In early studies, the ‘contour method’ for determining the diffusion coefficient of the vitreous humor was developed. This technique relied on careful injection of an MRI contrast agent (surrogate drug) into the vitreous humor of fresh bovine eyes, and tracking the contours of the contrast agent in time. In addition, an analytical solution was developed for the theoretical contours built on point source model for the injected surrogate drug. The match between theoretical and experimental contours as a least square fit, while floating the diffusion coefficient, led to the value of the diffusion coefficient. This method had its limitation that the initial injection of the surrogate had to be spherical or ellipsoidal because of the analytical result based on the point-source model. With a new finite element model for the analysis in this study, the technique is much less restrictive and handles irregular shapes of the initial bolus. The fresh bovine eyes were used for drug diffusion study in the vitreous and three contrast agents of different molecular masses: gadolinium-diethylenetriaminepentaacetic acid (Gd-DTPA, 938 Da), non-ionic gadoteridol (Prohance, 559 Da), and bovine albumin conjugated with gadolinium (Galbumin, 74 kDa) were used as drug surrogates to visualize the diffusion process by MRI. The 3D finite element model was developed to determine the diffusion coefficients of these surrogates with the images from MRI. This method can be used for other types of bioporous media provided the concentration profile can be visualized (by methods such as MRI or fluorescence).

1. Introduction

During the past decades, many researchers have attempted to develop ocular drug delivery systems. Intravitreal drug delivery has become a popular method of treatment of many retinal diseases, commonly including AMD, Diabetic Retinopathy, and Retinal Vein Occlusions. While various drugs have been successfully developed, delivering drugs to the retina requires knowledge of the relevant fluid mechanics and transport phenomena. Low drug concentrations are insufficient to treat the retinal disease and high concentrations can carry risks of side effects [13]. Therefore, it is crucial to know the drug distribution within the eye following delivery by intravitreal injection.
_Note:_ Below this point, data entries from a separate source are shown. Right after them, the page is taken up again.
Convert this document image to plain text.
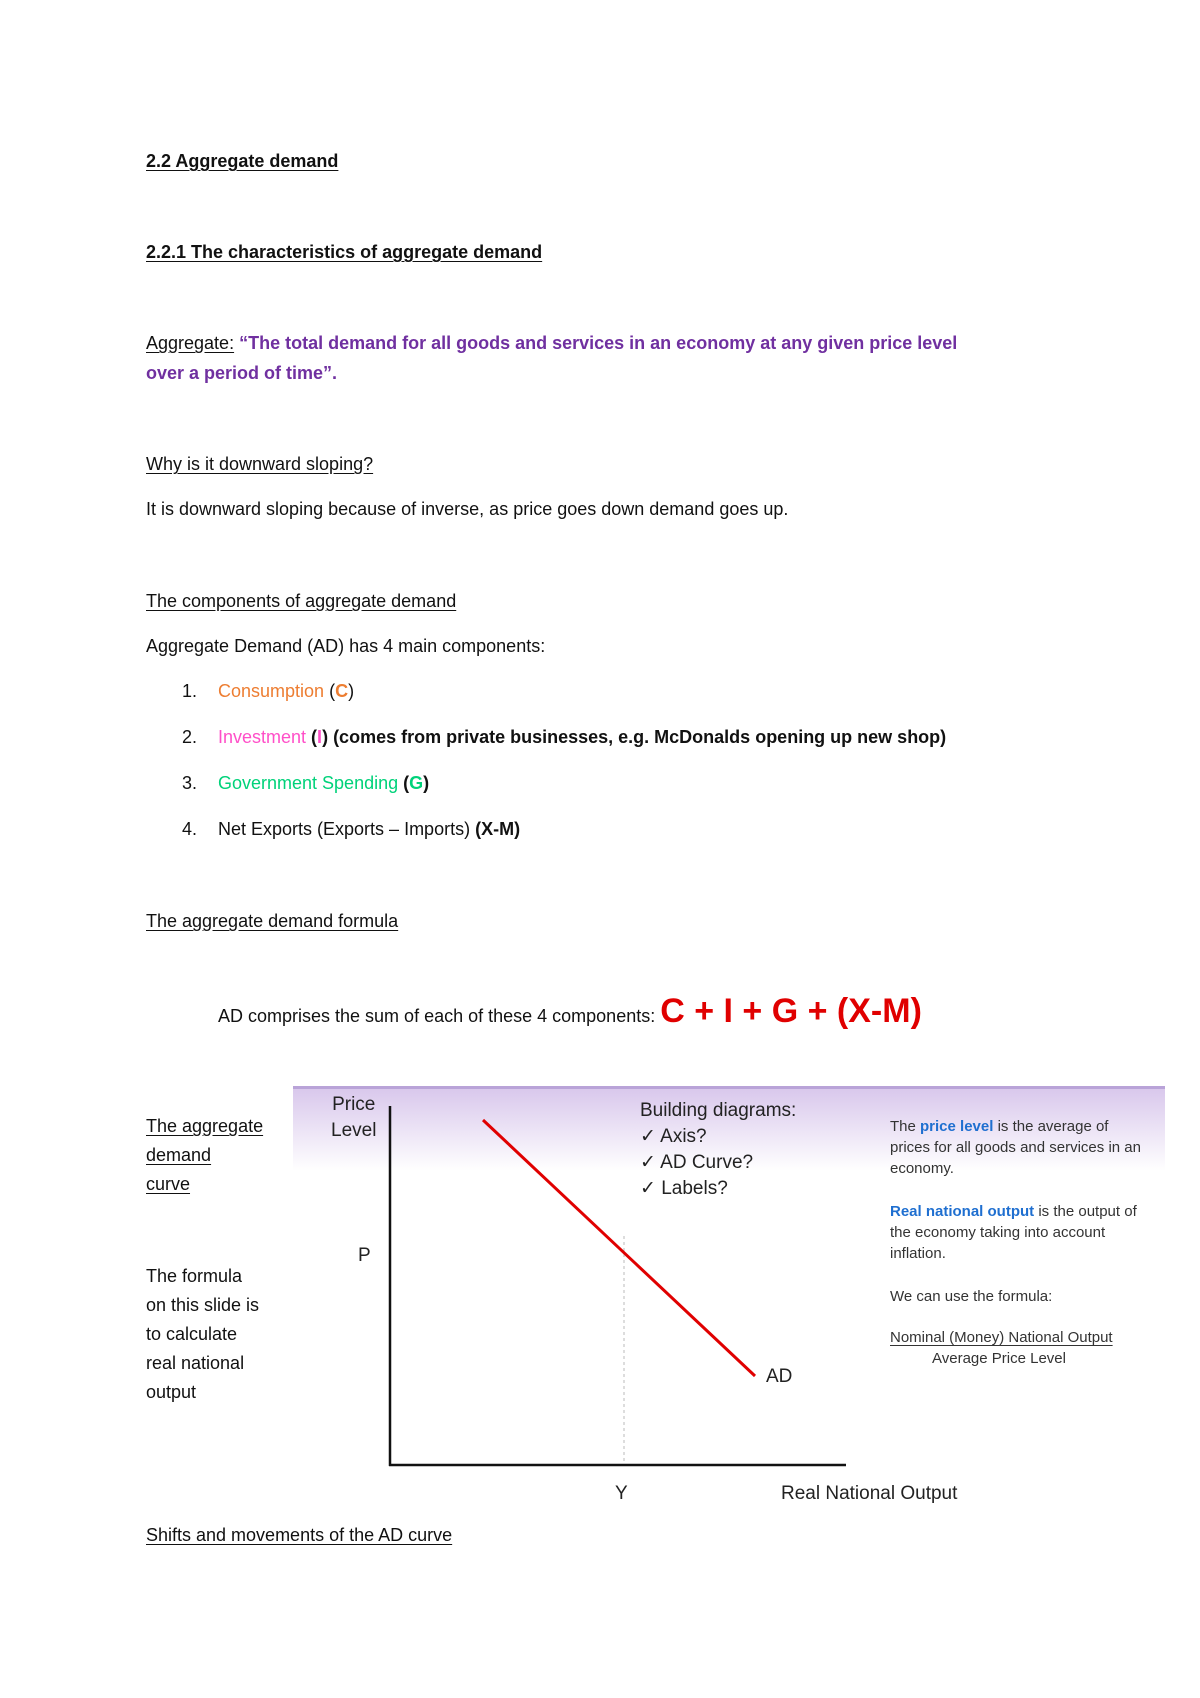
2.2 Aggregate demand

2.2.1 The characteristics of aggregate demand

Aggregate: “The total demand for all goods and services in an economy at any given price level

over a period of time”.

Why is it downward sloping?

It is downward sloping because of inverse, as price goes down demand goes up.

The components of aggregate demand

Aggregate Demand (AD) has 4 main components:

1.	Consumption (C)
2.	Investment (I) (comes from private businesses, e.g. McDonalds opening up new shop)
3.	Government Spending (G)
4.	Net Exports (Exports – Imports) (X-M)

The aggregate demand formula

AD comprises the sum of each of these 4 components: C + I + G + (X-M)

The aggregate
demand
curve
The formula
on this slide is
to calculate
real national
output
Price
Level
P
Y	Real National Output
AD
Building diagrams:
✓ Axis?
✓ AD Curve?
✓ Labels?
The price level is the average of
prices for all goods and services in an
economy.
Real national output is the output of
the economy taking into account
inflation.
We can use the formula:
Nominal (Money) National Output
Average Price Level

Shifts and movements of the AD curve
With the help from the advanced computer software nowadays, ocular drug transport models have been developed to simulate and predict drug distribution in the eye [47]. These models require the values of parameters that are used in the governing equations, and one of the most common uses of parameter is drug diffusivity. Therefore, the aim of this work is to develop a technique that delivers the values of diffusion coefficient of drugs in the vitreous from MRI images.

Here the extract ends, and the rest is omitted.